El individuo entró con aire arrogante delante de su madre. Llevaba un cayado y un zurrón y, ataviado con capa y capucha, era un espectro de pies a cabeza.
—¡Vaya, qué bien se está aquí! ¿Y no es éste el aprendiz de marras? —dijo volviéndose hacia mí—. Maestro Ward, nosotros ya tenemos el gusto de conocernos, ¿verdad?
Asentí con la cabeza a guisa de respuesta.
—¿Se puede saber qué ha ocurrido aquí, viejo? —exclamó Morgan en tono burlón—. La era está hecha una lástima. ¿Es que no tienes pundonor o qué te pasa? La casa es una pura ruina…
—Él no tiene ninguna culpa. ¿Qué estupidez es ésta? —le espetó Alice con voz cargada de hostilidad—. Hasta el más idiota vería que ha sido obra de un boggart.
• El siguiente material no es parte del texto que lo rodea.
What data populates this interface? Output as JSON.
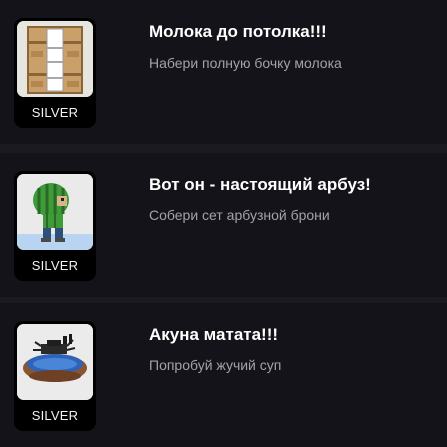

Morgan, enfurecido, frunció el entrecejo y la fulminó con la mirada al tiempo que levantaba ligeramente el cayado. Pero Alice le devolvió una mirada burlona.
—O sea que el Espectro ha enviado a su aprendiz para que solucionara el problema, ¿no? —dijo Morgan volviéndose hacia su madre—. Bueno, es una manera de darte las gracias, ¿no te parece, vieja? Tú te quedas con la bruja y él no se molesta siquiera en venir a librarte del boggart. Siempre ha sido así de canalla e insensible.
Me puse de pie como movido por un resorte.
—Al señor Gregory le faltó tiempo para venir —exploté—. Está arriba, muy malherido a consecuencia de su enfrentamiento con esa criatura…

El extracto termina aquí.